AUSTIN, Texas (CN) — Texas requires women to be given a booklet with scientifically inaccurate “propaganda” before they can terminate a pregnancy, medical and reproductive rights groups say.
Abortion providers in Texas have been required to inform women of the medical risks associated with abortion since the state enacted the Texas Woman’s Right to Know Act in 2003.
Legislators said they passed the law because women have “a right to know the truth.”
The Texas Department of State Health Services on Monday released a revised version of the booklet, “A Woman’s Right to Know.”
It contains “debunked” claims that abortion is linked to breast cancer, and inaccurate information about embryologic and gestational development, according to Heather Busby, executive director of the Texas chapter of the National Abortion and Reproductive Rights Action League.

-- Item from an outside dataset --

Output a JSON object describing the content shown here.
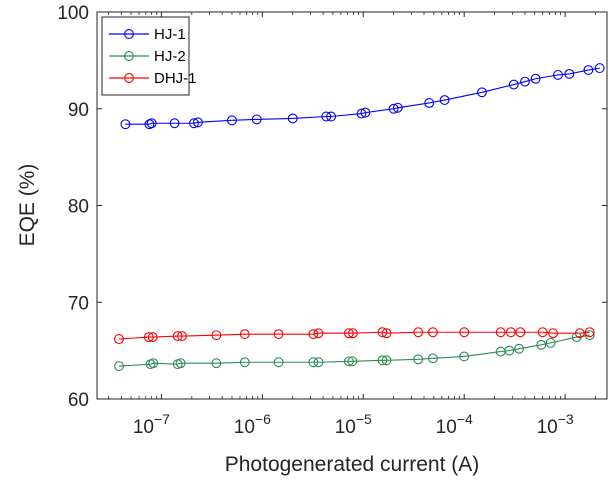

“This pamphlet is riddled with errors and promotes misinformation designed to stigmatize abortion and dissuade women from making their own decisions about their healthcare,” Busby said in a statement Tuesday. “The state health agency should not be in the business of providing propaganda.”
During a public consultation period on the revised booklet this year, thousands of people urged the Department of State Health Services to correct false information in the pamphlet. But the revised version still implies that abortions increase the risk of breast cancer, stating that “doctors and scientists are actively studying the complex biology of breast cancer to understand whether abortion may affect the risk of breast cancer.”
According to the American Cancer Society, scientific evidence of “the highest level” has confirmed that abortion does not raise the risk of breast cancer or any other type of cancer.
The booklet also claims that fetuses can feel pain before 20 weeks gestation, but medical research on the subject debunks this claim.
In 2010, the Royal College of Obstetricians and Gynaecologists concluded that the fetus cannot experience pain in any sense before 24 weeks gestation, as connections between parts of the brain required for pain perception are not intact before that point in the gestational cycle.
Moss Hampton, past chairman of the Texas chapter of the American Congress of Obstetricians and Gynecologists, told the Austin American-Statesman on Tuesday that the intent of the pamphlet was “good in that they stressed over and over that an abortion needed to be a decision that was made in a thoughtful and informed way.”
However, “Having said that, just like in the past, they have emphasized the risk of abortions, particularly first trimester abortions, and made it sound like they are risky procedures when in fact, the data says that first trimester abortions are one of the safer procedures that are out there,” Hampton said.